Electric vehicle technology company / PTRA

Headquarters Burlingame, CA
Recent Price $9.05
YTD Change 2.5%
2022E Sales (mil) $407
2022E Net Income (mil) -$134
2022E EPS -$0.53
2022E P/E NM
Market Value (bil) $2.0
Dividend Yield None

E=estimate; NM=not meaningful

Source: Bloomberg

Proterra has two other viable businesses that generate the rest of its revenue. First, it makes battery systems for other bus and truck makers—a big strategic plus, giving Proterra technical know-how and relationships with battery suppliers.

The auto industry is currently scrambling to secure battery supplies for the expected EV boom, and Proterra already has its foot in that door. BofA Securities analyst Sherif El-Sabbahy calls the company’s battery technology core to his investment thesis, and likens Proterra to Cummins
(CMI) and its role supplying diesel engines. He rates the shares a Buy, with a $15 price target.

The company has two battery-production facilities with an annual capacity of about one gigawatt hour, enough to make a few thousand commercial EVs a year. Proterra announced plans for a third battery-pack facility in December, which would be its biggest, with “multiple gigawatt hours of annual production capacity,” Proterra says.

In the third quarter of 2021, Proterra delivered 78 battery packs to commercial customers, including Daimler Trucks subsidiary Thomas Built Buses, known for its yellow school buses. Proterra’s battery output rose 95%, year over year, in the period.

Proterra also provides electric-charging stations for commercial fleet operators. It’s a growing business, creating a mini-EV ecosystem that enables Proterra to sell an EV, an EV powertrain, and EV charging equipment and software to customers.

“We view Proterra as having some unique positives versus emerging EV peers already,” wrote Vertical Group analyst Jon Lopez in a November report. He likes its position in an expanding market and sees “compelling opportunities for growth and diversification outside their core transit market.”

And other possibilities are brewing. In October, Proterra announced that it had essentially turned electric school buses into rolling electric generators in Massachusetts. School buses, which are utilized only a few hours a day, provided power back to the grid while they were parked.
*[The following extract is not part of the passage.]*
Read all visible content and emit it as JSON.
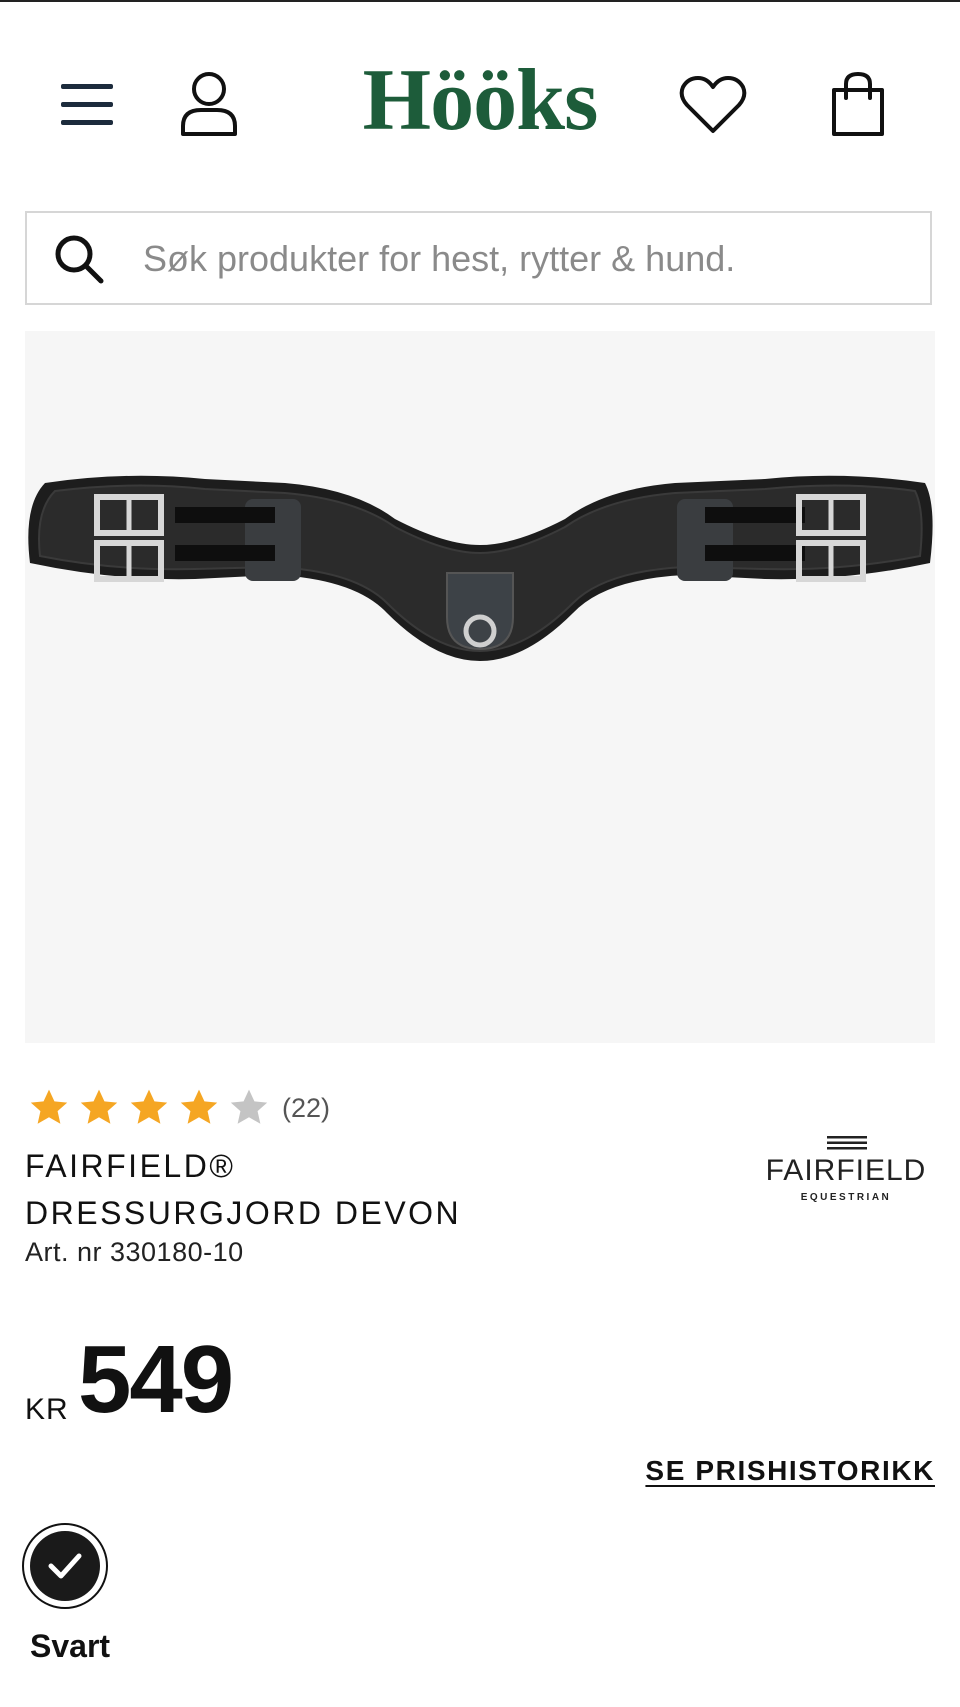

“We need to look at the electrification of commercial vehicles for the opportunity that it is. And that’s more than just transportation,” says Gareth Joyce, who took over as CEO on Jan. 1, after serving as president. “What you see in this application is innovation.”
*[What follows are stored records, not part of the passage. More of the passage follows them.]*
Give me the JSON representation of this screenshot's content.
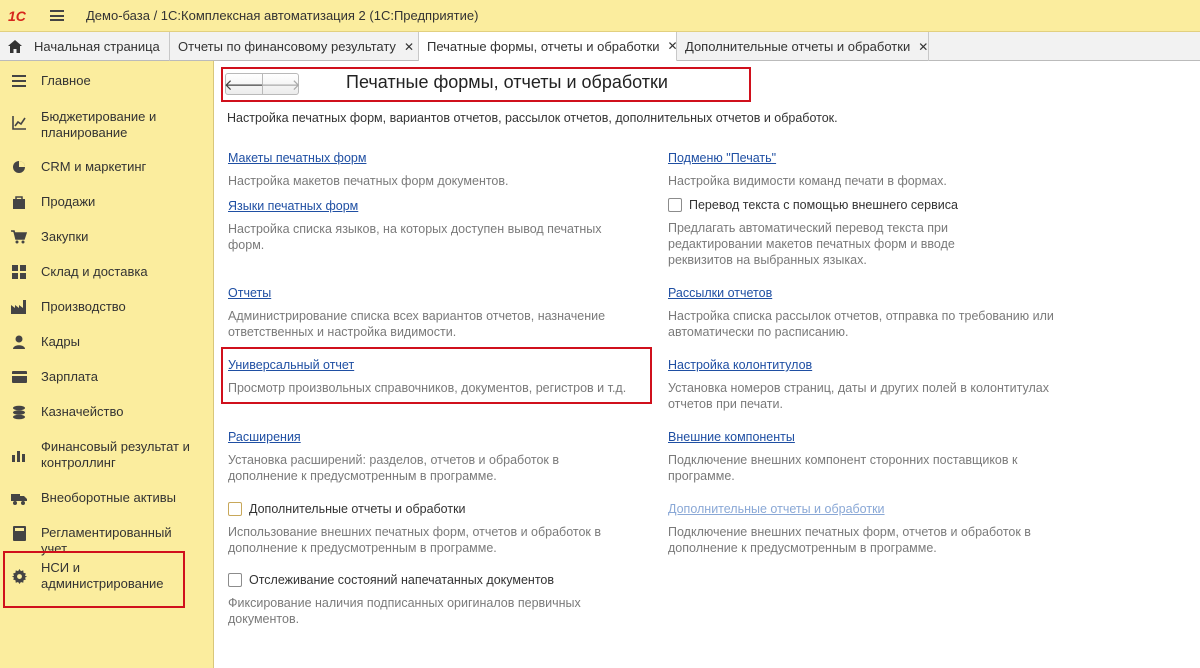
{
  "app": {
    "logo": "1С",
    "title": "Демо-база / 1С:Комплексная автоматизация 2  (1С:Предприятие)"
  },
  "tabs": [
    {
      "label": "Начальная страница",
      "icon": "house-icon"
    },
    {
      "label": "Отчеты по финансовому результату",
      "close": "✕"
    },
    {
      "label": "Печатные формы, отчеты и обработки",
      "close": "✕",
      "active": true
    },
    {
      "label": "Дополнительные отчеты и обработки",
      "close": "✕"
    }
  ],
  "sidebar": {
    "items": [
      {
        "label": "Главное",
        "icon": "menu-lines-icon"
      },
      {
        "label": "Бюджетирование и планирование",
        "icon": "budget-chart-icon"
      },
      {
        "label": "CRM и маркетинг",
        "icon": "pie-chart-icon"
      },
      {
        "label": "Продажи",
        "icon": "shopping-bag-icon"
      },
      {
        "label": "Закупки",
        "icon": "cart-icon"
      },
      {
        "label": "Склад и доставка",
        "icon": "warehouse-grid-icon"
      },
      {
        "label": "Производство",
        "icon": "factory-icon"
      },
      {
        "label": "Кадры",
        "icon": "person-icon"
      },
      {
        "label": "Зарплата",
        "icon": "wallet-icon"
      },
      {
        "label": "Казначейство",
        "icon": "coins-icon"
      },
      {
        "label": "Финансовый результат и контроллинг",
        "icon": "bar-chart-icon"
      },
      {
        "label": "Внеоборотные активы",
        "icon": "truck-icon"
      },
      {
        "label": "Регламентированный учет",
        "icon": "calculator-icon"
      },
      {
        "label": "НСИ и администрирование",
        "icon": "gear-icon"
      }
    ]
  },
  "main": {
    "nav": {
      "back": "🡐",
      "forward": "🡒"
    },
    "title": "Печатные формы, отчеты и обработки",
    "subtitle": "Настройка печатных форм, вариантов отчетов, рассылок отчетов, дополнительных отчетов и обработок.",
    "left": {
      "templates_link": "Макеты печатных форм",
      "templates_desc": "Настройка макетов печатных форм документов.",
      "languages_link": "Языки печатных форм",
      "languages_desc": "Настройка списка языков, на которых доступен вывод печатных форм.",
      "reports_link": "Отчеты",
      "reports_desc": "Администрирование списка всех вариантов отчетов, назначение ответственных и настройка видимости.",
      "universal_link": "Универсальный отчет",
      "universal_desc": "Просмотр произвольных справочников, документов, регистров и т.д.",
      "extensions_link": "Расширения",
      "extensions_desc": "Установка расширений: разделов, отчетов и обработок в дополнение к предусмотренным в программе.",
      "addl_check": "Дополнительные отчеты и обработки",
      "addl_desc": "Использование внешних печатных форм, отчетов и обработок в дополнение к предусмотренным в программе.",
      "tracking_check": "Отслеживание состояний напечатанных документов",
      "tracking_desc": "Фиксирование наличия подписанных оригиналов первичных документов."
    },
    "right": {
      "submenu_link": "Подменю \"Печать\"",
      "submenu_desc": "Настройка видимости команд печати в формах.",
      "translate_check": "Перевод текста с помощью внешнего сервиса",
      "translate_desc": "Предлагать автоматический перевод текста при редактировании макетов печатных форм и вводе реквизитов на выбранных языках.",
      "mailing_link": "Рассылки отчетов",
      "mailing_desc": "Настройка списка рассылок отчетов, отправка по требованию или автоматически по расписанию.",
      "headers_link": "Настройка колонтитулов",
      "headers_desc": "Установка номеров страниц, даты и других полей в колонтитулах отчетов при печати.",
      "external_link": "Внешние компоненты",
      "external_desc": "Подключение внешних компонент сторонних поставщиков к программе.",
      "addl_link": "Дополнительные отчеты и обработки",
      "addl_desc": "Подключение внешних печатных форм, отчетов и обработок в дополнение к предусмотренным в программе."
    }
  },
  "colors": {
    "highlight": "#d0101c",
    "sidebar_bg": "#fbed9e",
    "link": "#1f4fa3"
  }
}
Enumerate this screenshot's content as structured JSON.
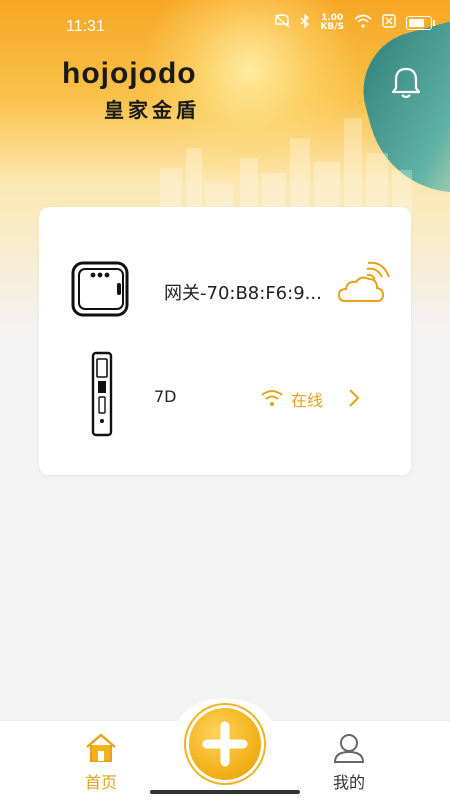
{
  "status_bar": {
    "time": "11:31",
    "speed_value": "1.00",
    "speed_unit": "KB/S"
  },
  "brand": {
    "name_en": "hojojodo",
    "name_cn": "皇家金盾"
  },
  "devices": [
    {
      "name": "网关-70:B8:F6:9...",
      "type": "gateway",
      "icon": "cloud-signal-icon"
    },
    {
      "name": "7D",
      "type": "lock",
      "status": "在线",
      "icon": "wifi-icon"
    }
  ],
  "tabbar": {
    "home_label": "首页",
    "mine_label": "我的"
  },
  "colors": {
    "accent": "#e5a21a",
    "header_start": "#f6a623",
    "background": "#f3f3f3"
  }
}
Vertical Group’s Lopez, for his part, rates Proterra a Buy. His $24.75 price target is the highest on Wall Street, implying gains of some 170%. That’s based on 20 times his 2025 estimated Ebitda, or earnings before interest, taxes, depreciation, and amortization, of about $440 million. That figure works out to about $40 a share in 2025, or a fair price of around $25 today. The multiple might seem aggressive, but the Russell 2000 Growth Index trades for roughly 17 times estimated 2021 Ebitda.

The average target price among six analysts is about $16, almost 70% above recent levels. That alone would be an attractive return, but investors typically demand more from newer, more speculative stocks.
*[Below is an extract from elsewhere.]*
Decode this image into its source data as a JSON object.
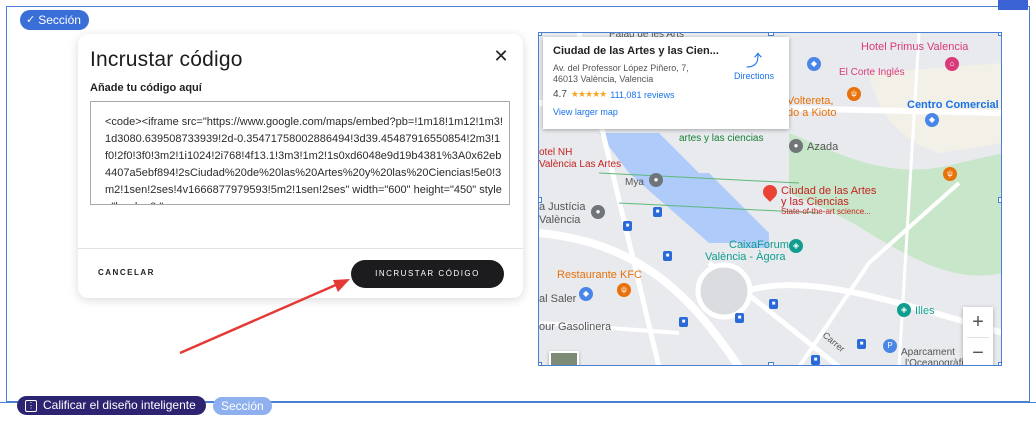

There are risks, of course. The biggest is how fast commercial vehicle makers go electric. Lopez doesn’t doubt that they will, but he’s unsure of when. With Proterra, he says, “you have a far more established business that keeps the lights on, while you’re waiting for your secular, more attractive [battery] opportunity to kick in.”

True, Proterra still isn’t profitable, though Wall Street projects that it will generate positive Ebitda in 2023. That makes it a speculative stock, albeit one with more than $700 million in cash. With cash burn running at about $40 million a quarter, it has enough money to implement its business plan.

So, at the current stock price, investors can afford to be patient, holding the shares as the business develops.